2. The first column should be IP range in CIDR format.
```
//Example
cidr latitude longitude city country
1.0.0.0/24 -37.8333 145.2375 Seattle "United States"
```
### Pros
* No dependency on MaxMind data format.
* Can use another GeoIP database provided other than MaxMind. For example, IP2Location database provided by Hexasoft. We can not provide a free database distribution server for IP2Location database due to its license but a user can setup their own server.
* Can benefit from future performance improvements on indexing in an OpenSearch out of the box.
### Cons
* Bigger data size than the option1. (GeoLite2-City: 400MB in a segment file which is 3.5 times larger than option1)
* Slower to prepare data to be used in a processor due to indexing time. (GeoLite2-City: 300 seconds)
* Slow data ingestion time compared to the option 1. (0.059ms/doc) Even slower data ingestion time if a cluster has separate ingest nodes which are not data node. (0.071ms/doc)
* Repeated load on a cluster with indexing process during database update.
### Possible future improvement
* For the index which was created by geoip policy, we can make them to be stored in ingest nodes. This will prevent an increase in a query latency when a cluster has separate ingest nodes from data nodes.

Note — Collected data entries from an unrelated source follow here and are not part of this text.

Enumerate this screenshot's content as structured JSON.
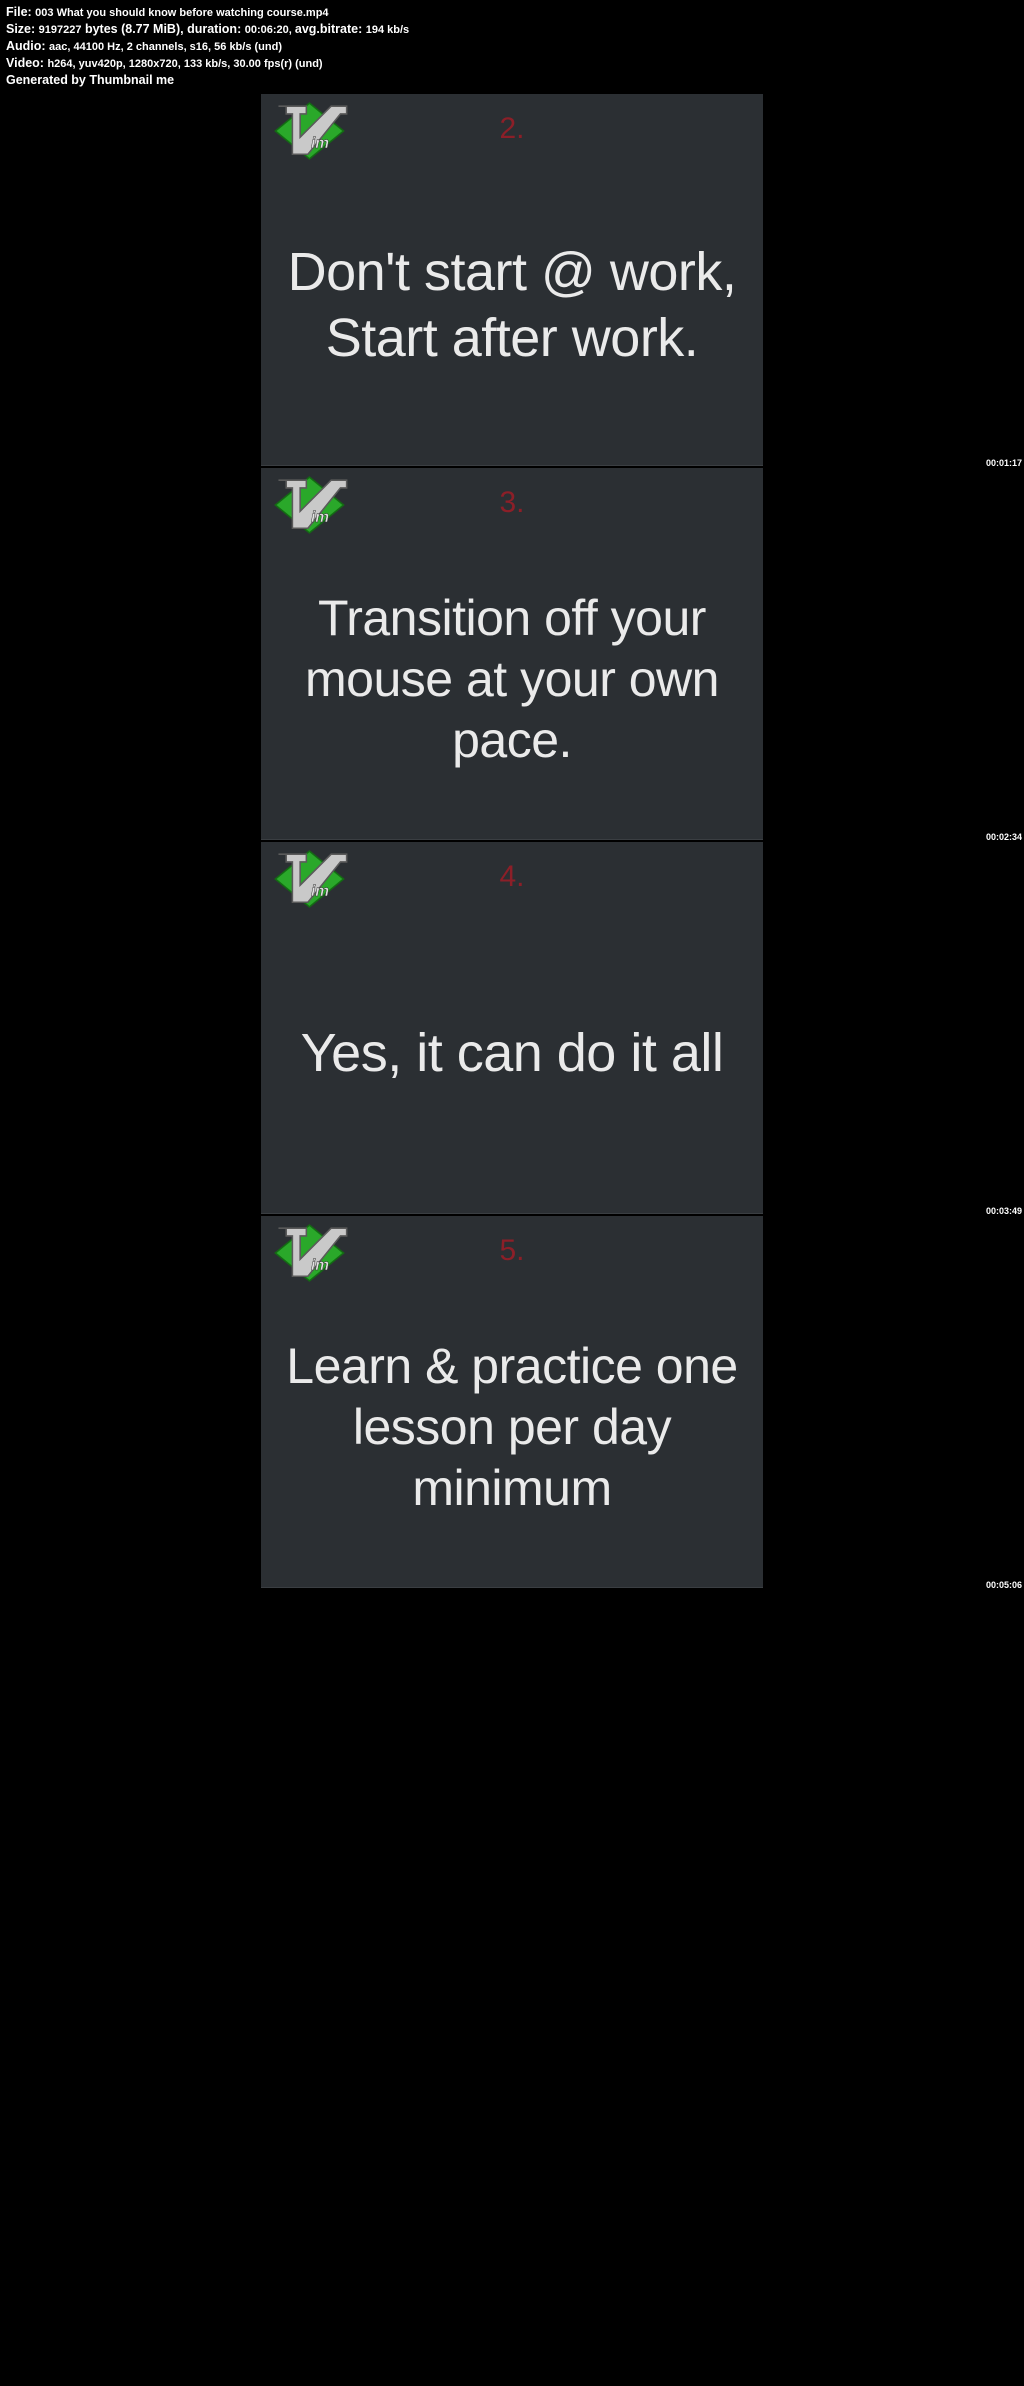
{
  "info": {
    "file_label": "File: ",
    "file": "003 What you should know before watching course.mp4",
    "size_label": "Size: ",
    "size_bytes": "9197227",
    "size_mib": " bytes (8.77 MiB), ",
    "duration_label": "duration: ",
    "duration": "00:06:20, ",
    "bitrate_label": "avg.bitrate: ",
    "bitrate": "194 kb/s",
    "audio_label": "Audio: ",
    "audio": "aac, 44100 Hz, 2 channels, s16, 56 kb/s (und)",
    "video_label": "Video: ",
    "video": "h264, yuv420p, 1280x720, 133 kb/s, 30.00 fps(r) (und)",
    "generated": "Generated by Thumbnail me"
  },
  "frames": [
    {
      "num": "2.",
      "tip": "Don't start @ work, Start after work.",
      "ts": "00:01:17",
      "smaller": false
    },
    {
      "num": "3.",
      "tip": "Transition off your mouse at your own pace.",
      "ts": "00:02:34",
      "smaller": true
    },
    {
      "num": "4.",
      "tip": "Yes, it can do it all",
      "ts": "00:03:49",
      "smaller": false
    },
    {
      "num": "5.",
      "tip": "Learn & practice one lesson per day minimum",
      "ts": "00:05:06",
      "smaller": true
    }
  ]
}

* We can generate index using a lucene library directly to reduce the index time.
# Questions to community
1. Do you want to use your own GeoIP database or any other GeoIP database other than free GeoLite2 database provided by MaxMind?
2. Which GeoIP database have you used in OpenSearch: GeoLite2-City, GeoLite2-Country, GeoLite2-ASN, or all of them?
3. How frequently do you want to update the GeoIP database? Once a day or once a week?
4. Do you have separate ingest nodes from data nodes in the cluster?
kris
March 23, 2023, 11:54pm
2
thanks for posting @vamshin - let’s hope you get good feedback from the community!